1959年千葉県生まれ。辞書研究家、フリー校正者、日本エディタースクール講師。
共著・共編に『明治期国語辞書大系』(大空社、1997~)、『タイポグラフィの基礎』(誠文堂新光社、2010)がある。

編集部から

2011年11月、三省堂創業130周年を記念し三省堂書店神保町本店にて開催した「三省堂 近代辞書の歴史展」では、たくさんの方からご来場いただきましたこと、企画に関わった側としてお礼申し上げます。期間限定、東京のみの開催でしたので、いらっしゃることができなかった方も多かったのではと思います。また、ご紹介できなかったものもございます。

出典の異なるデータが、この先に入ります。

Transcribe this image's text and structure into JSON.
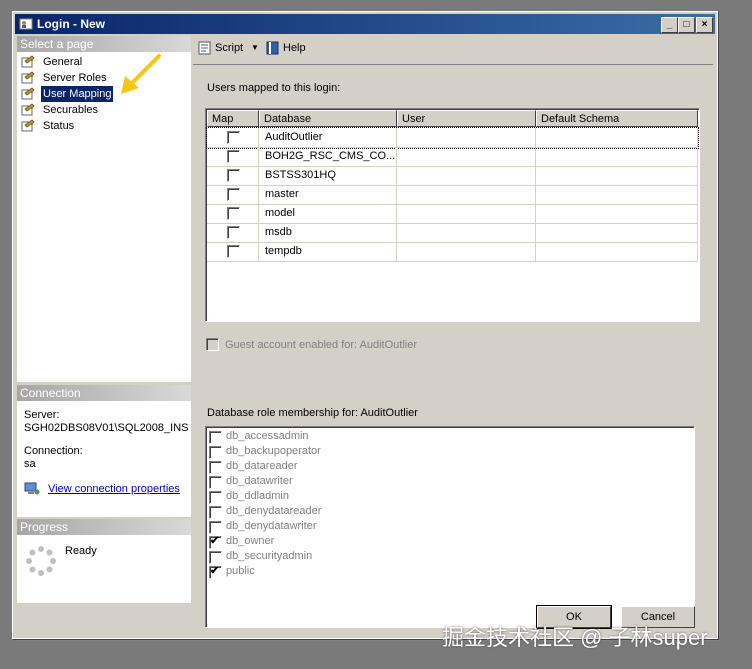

そこで、このたび、三省堂の辞書の歩みをウェブ上でご覧いただく連載を始めることとしました。
ご執筆は、この方しかいません。
境田稔信さんから、毎月1冊(または1セット)ずつご紹介いただきます。
現在、実物を確認することが難しい資料のため、本文から、最終項目と「猫」「犬」の項目(これらの項目がないものの場合は、適宜別の項目)を引用していただくとともに、ウェブ上で本文を見ることができるものには、できるだけリンクを示すこととしました。辞書の世界をぜひお楽しみください。
毎月第2水曜日の公開を予定しております。